UN PEU DE SÉMIOLOGIE
(
3e PARTIE)

   Non seulement Andy est gaucher, mais il est lorrain ! Il cumule deux handicaps !
   Je plaisante, bien sûr…
   Andy est en effet gaucher et lorrain et c’est pourquoi il a réagi à ma chronique du 1er juillet. Dans cette chronique, je faisais remarquer que les logos de marques, d’entreprises, de régions, etc., sont souvent composés selon une diagonale allant du bas à droite vers le haut à gauche. Cette ligne, disais-je, induit naturellement l’idée d’ascension.
   

   A contrario, une diagonale tracée dans le sens inverse évoque l’idée de déclin.



   L’exemple du logo de la Lorraine, disais-je encore, est révélateur. On y devine une volonté d’exprimer le dynamisme, la vitalité, le mouvement, l’ambition, la détermination. La région, naguère sinistrée économiquement, entend aller de l’avant, mettre en valeur ses atouts… Une diagonale ascendante s’imposait.
 
   C’est là qu’Andy intervient. Il me fait savoir (car je l’ignorais) que ce logo n’est rien d’autre qu’une adaptation du vieux blason lorrain, lequel blason offrait pour sa part une diagonale descendante.

   L’auteur du logo [1], demande Andy, serait-il gaucher pour avoir inversé ainsi la composition originelle ? Pas nécessairement. Ce que je puis en revanche avancer c’est qu’il n’était guère versé en héraldique.

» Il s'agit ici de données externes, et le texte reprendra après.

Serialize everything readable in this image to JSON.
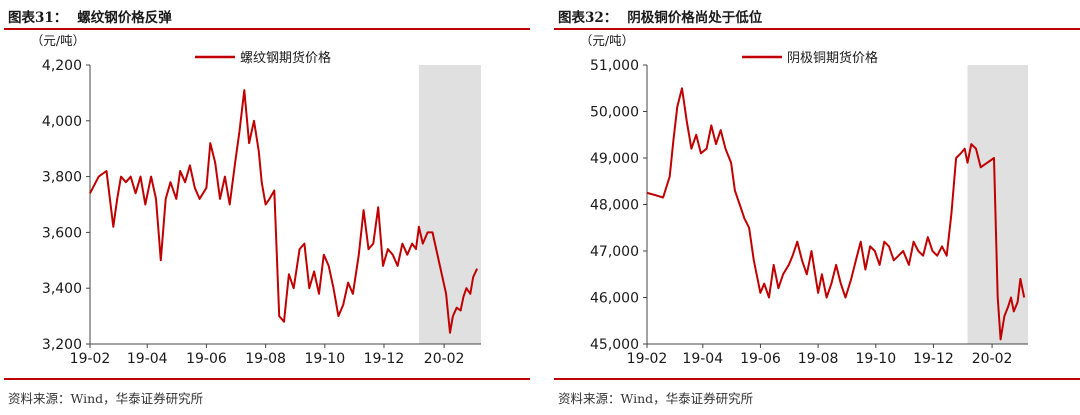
{
  "panels": [
    {
      "figure_label": "图表31：",
      "figure_title": "螺纹钢价格反弹",
      "source": "资料来源：Wind，华泰证券研究所"
    },
    {
      "figure_label": "图表32：",
      "figure_title": "阴极铜价格尚处于低位",
      "source": "资料来源：Wind，华泰证券研究所"
    }
  ],
  "colors": {
    "accent": "#c00000",
    "series": "#c00000",
    "highlight": "#e0e0e0"
  },
  "chart_data": [
    {
      "type": "line",
      "title": "",
      "ylabel": "（元/吨）",
      "xlabel": "",
      "ylim": [
        3200,
        4200
      ],
      "yticks": [
        3200,
        3400,
        3600,
        3800,
        4000,
        4200
      ],
      "ytick_labels": [
        "3,200",
        "3,400",
        "3,600",
        "3,800",
        "4,000",
        "4,200"
      ],
      "xlim": [
        "2019-02-01",
        "2020-03-10"
      ],
      "xticks": [
        "2019-02-01",
        "2019-04-01",
        "2019-06-01",
        "2019-08-01",
        "2019-10-01",
        "2019-12-01",
        "2020-02-01"
      ],
      "xtick_labels": [
        "19-02",
        "19-04",
        "19-06",
        "19-08",
        "19-10",
        "19-12",
        "20-02"
      ],
      "grid": false,
      "legend": "top-center",
      "shaded_region": [
        "2020-01-06",
        "2020-03-10"
      ],
      "series": [
        {
          "name": "螺纹钢期货价格",
          "x": [
            "2019-02-01",
            "2019-02-10",
            "2019-02-18",
            "2019-02-25",
            "2019-03-01",
            "2019-03-05",
            "2019-03-10",
            "2019-03-15",
            "2019-03-20",
            "2019-03-25",
            "2019-03-30",
            "2019-04-05",
            "2019-04-10",
            "2019-04-15",
            "2019-04-20",
            "2019-04-25",
            "2019-05-01",
            "2019-05-05",
            "2019-05-10",
            "2019-05-15",
            "2019-05-20",
            "2019-05-25",
            "2019-06-01",
            "2019-06-05",
            "2019-06-10",
            "2019-06-15",
            "2019-06-20",
            "2019-06-25",
            "2019-07-01",
            "2019-07-05",
            "2019-07-10",
            "2019-07-15",
            "2019-07-20",
            "2019-07-25",
            "2019-07-28",
            "2019-08-01",
            "2019-08-05",
            "2019-08-10",
            "2019-08-15",
            "2019-08-20",
            "2019-08-25",
            "2019-08-30",
            "2019-09-05",
            "2019-09-10",
            "2019-09-15",
            "2019-09-20",
            "2019-09-25",
            "2019-09-30",
            "2019-10-05",
            "2019-10-10",
            "2019-10-15",
            "2019-10-20",
            "2019-10-25",
            "2019-10-30",
            "2019-11-05",
            "2019-11-10",
            "2019-11-15",
            "2019-11-20",
            "2019-11-25",
            "2019-11-30",
            "2019-12-05",
            "2019-12-10",
            "2019-12-15",
            "2019-12-20",
            "2019-12-25",
            "2019-12-30",
            "2020-01-03",
            "2020-01-06",
            "2020-01-10",
            "2020-01-15",
            "2020-01-20",
            "2020-02-03",
            "2020-02-07",
            "2020-02-10",
            "2020-02-14",
            "2020-02-18",
            "2020-02-21",
            "2020-02-24",
            "2020-02-28",
            "2020-03-02",
            "2020-03-06"
          ],
          "y": [
            3740,
            3800,
            3820,
            3620,
            3720,
            3800,
            3780,
            3800,
            3740,
            3800,
            3700,
            3800,
            3720,
            3500,
            3720,
            3780,
            3720,
            3820,
            3780,
            3840,
            3760,
            3720,
            3760,
            3920,
            3850,
            3720,
            3800,
            3700,
            3860,
            3960,
            4110,
            3920,
            4000,
            3890,
            3780,
            3700,
            3720,
            3750,
            3300,
            3280,
            3450,
            3400,
            3540,
            3560,
            3400,
            3460,
            3380,
            3520,
            3480,
            3400,
            3300,
            3340,
            3420,
            3380,
            3520,
            3680,
            3540,
            3560,
            3690,
            3480,
            3540,
            3520,
            3480,
            3560,
            3520,
            3560,
            3540,
            3620,
            3560,
            3600,
            3600,
            3380,
            3240,
            3300,
            3330,
            3320,
            3370,
            3400,
            3380,
            3440,
            3470
          ]
        }
      ]
    },
    {
      "type": "line",
      "title": "",
      "ylabel": "（元/吨）",
      "xlabel": "",
      "ylim": [
        45000,
        51000
      ],
      "yticks": [
        45000,
        46000,
        47000,
        48000,
        49000,
        50000,
        51000
      ],
      "ytick_labels": [
        "45,000",
        "46,000",
        "47,000",
        "48,000",
        "49,000",
        "50,000",
        "51,000"
      ],
      "xlim": [
        "2019-02-01",
        "2020-03-10"
      ],
      "xticks": [
        "2019-02-01",
        "2019-04-01",
        "2019-06-01",
        "2019-08-01",
        "2019-10-01",
        "2019-12-01",
        "2020-02-01"
      ],
      "xtick_labels": [
        "19-02",
        "19-04",
        "19-06",
        "19-08",
        "19-10",
        "19-12",
        "20-02"
      ],
      "grid": false,
      "legend": "top-center",
      "shaded_region": [
        "2020-01-06",
        "2020-03-10"
      ],
      "series": [
        {
          "name": "阴极铜期货价格",
          "x": [
            "2019-02-01",
            "2019-02-10",
            "2019-02-18",
            "2019-02-25",
            "2019-03-01",
            "2019-03-05",
            "2019-03-10",
            "2019-03-15",
            "2019-03-20",
            "2019-03-25",
            "2019-03-30",
            "2019-04-05",
            "2019-04-10",
            "2019-04-15",
            "2019-04-20",
            "2019-04-25",
            "2019-05-01",
            "2019-05-05",
            "2019-05-10",
            "2019-05-15",
            "2019-05-20",
            "2019-05-25",
            "2019-06-01",
            "2019-06-05",
            "2019-06-10",
            "2019-06-15",
            "2019-06-20",
            "2019-06-25",
            "2019-07-01",
            "2019-07-05",
            "2019-07-10",
            "2019-07-15",
            "2019-07-20",
            "2019-07-25",
            "2019-08-01",
            "2019-08-05",
            "2019-08-10",
            "2019-08-15",
            "2019-08-20",
            "2019-08-25",
            "2019-08-30",
            "2019-09-05",
            "2019-09-10",
            "2019-09-15",
            "2019-09-20",
            "2019-09-25",
            "2019-09-30",
            "2019-10-05",
            "2019-10-10",
            "2019-10-15",
            "2019-10-20",
            "2019-10-25",
            "2019-10-30",
            "2019-11-05",
            "2019-11-10",
            "2019-11-15",
            "2019-11-20",
            "2019-11-25",
            "2019-11-30",
            "2019-12-05",
            "2019-12-10",
            "2019-12-15",
            "2019-12-20",
            "2019-12-25",
            "2019-12-30",
            "2020-01-03",
            "2020-01-06",
            "2020-01-10",
            "2020-01-15",
            "2020-01-20",
            "2020-02-03",
            "2020-02-07",
            "2020-02-10",
            "2020-02-14",
            "2020-02-18",
            "2020-02-21",
            "2020-02-24",
            "2020-02-28",
            "2020-03-02",
            "2020-03-06"
          ],
          "y": [
            48250,
            48200,
            48150,
            48600,
            49400,
            50100,
            50500,
            49800,
            49200,
            49500,
            49100,
            49200,
            49700,
            49300,
            49600,
            49200,
            48900,
            48300,
            48000,
            47700,
            47500,
            46800,
            46100,
            46300,
            46000,
            46700,
            46200,
            46500,
            46700,
            46900,
            47200,
            46800,
            46500,
            47000,
            46100,
            46500,
            46000,
            46300,
            46700,
            46300,
            46000,
            46400,
            46800,
            47200,
            46600,
            47100,
            47000,
            46700,
            47200,
            47100,
            46800,
            46900,
            47000,
            46700,
            47200,
            47000,
            46900,
            47300,
            47000,
            46900,
            47100,
            46900,
            47800,
            49000,
            49100,
            49200,
            48900,
            49300,
            49200,
            48800,
            49000,
            46000,
            45100,
            45600,
            45800,
            46000,
            45700,
            45900,
            46400,
            46000
          ]
        }
      ]
    }
  ]
}
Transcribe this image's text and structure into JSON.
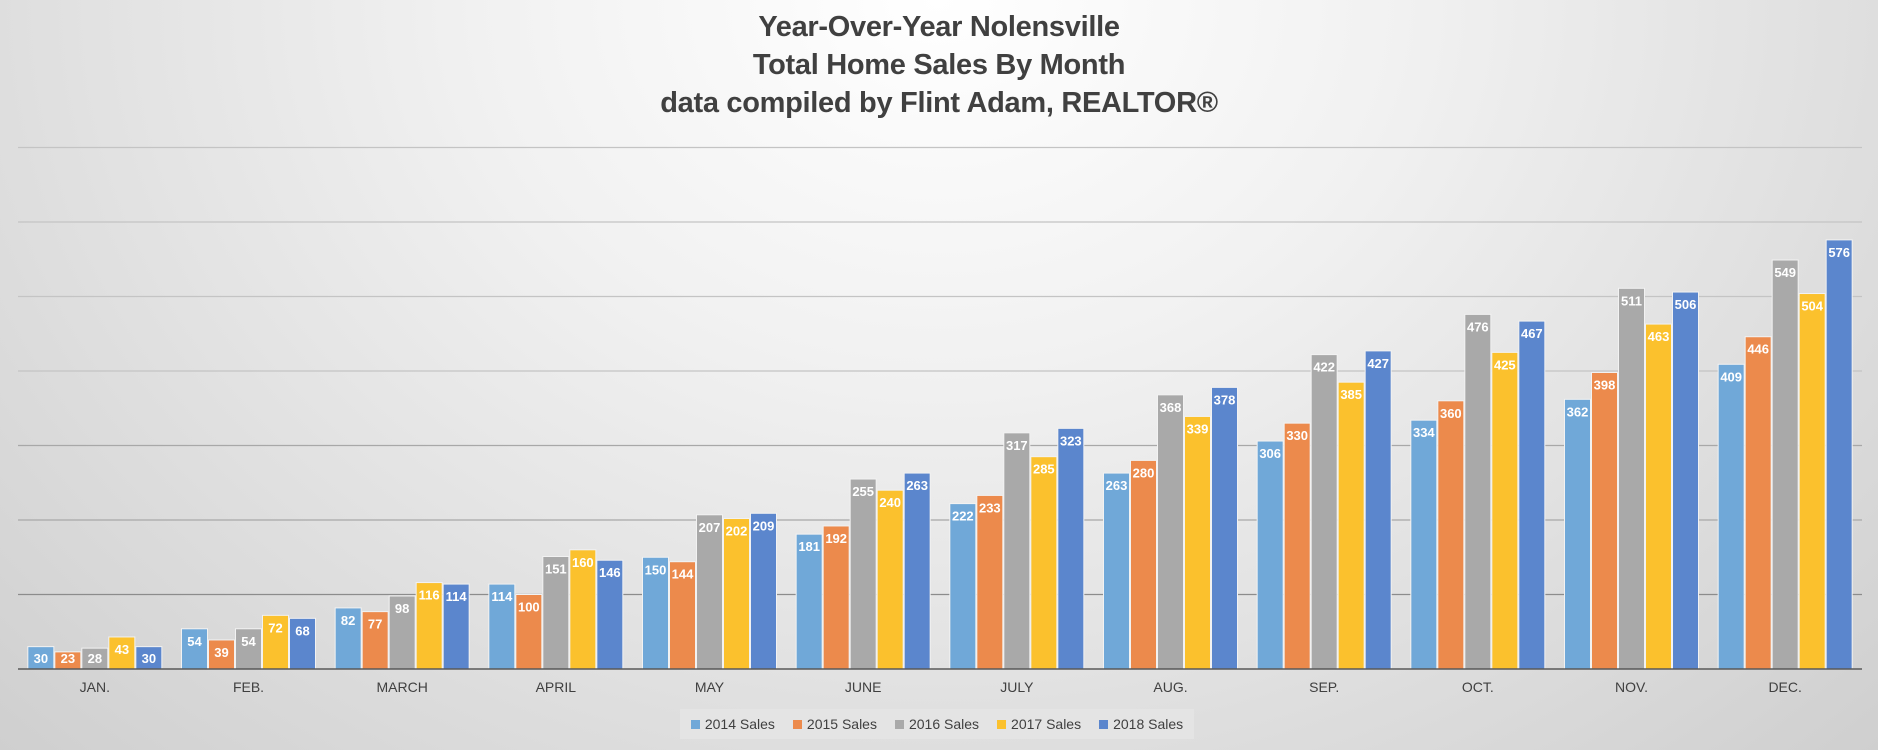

   Cette science obéit en effet à des codes bien différents de la « logologie » moderne. La gauche et la droite, notamment, n’y ont pas du tout le même sens. La raison en est que le blason prend la forme d’un écu, c’est-à-dire d’un bouclier, et qu’il est admis que ce bouclier est « porté par une personne le tenant devant elle ». Ce faisant, ce que nous percevons à gauche est en fait à droite (« à dextre » dans le jargon des spécialistes) ; et ce que nous percevons à droite est en fait à gauche (« à senestre ») [2].

   Pour la logique héraldique, ce que nous avons appelé dans les précédentes chroniques
oblique descendante est désigné par le mot « bande » et revêt une valeur plutôt positive. A contrario, ce que nous avons désigné par oblique ascendante prend le nom de « barre » et s’avère connoté moins favorablement que la bande. Témoin la barre de bâtardise, par laquelle les enfants adultérins et tous leurs descendants étaient jadis tenus de briser leurs armoiries pour se distinguer de la branche légitime. En Angleterre on parlait de « barre gauchère » (left-handed bar).
   
   Gaucher ou non, l’auteur du logo moderne de la Lorraine ignorait sans doute ces subtilités moyenâgeuses. En tout cas, il n’en avait cure. Son but était de dynamiser l’image de sa région. Il s’est donc contenté d’inverser le vieux blason pour obtenir une diagonale désormais unanimement perçue comme positive… N’y trouveront à redire que les puristes, j’imagine. Tant pis.

   Gauchèrement vôtre,

              pmb


1er août 2010

[1] Charlélie Couture, me dit Andy.

[2] Cf. Michel Pastoureau, Traité d’héraldique, 1979, p. 99.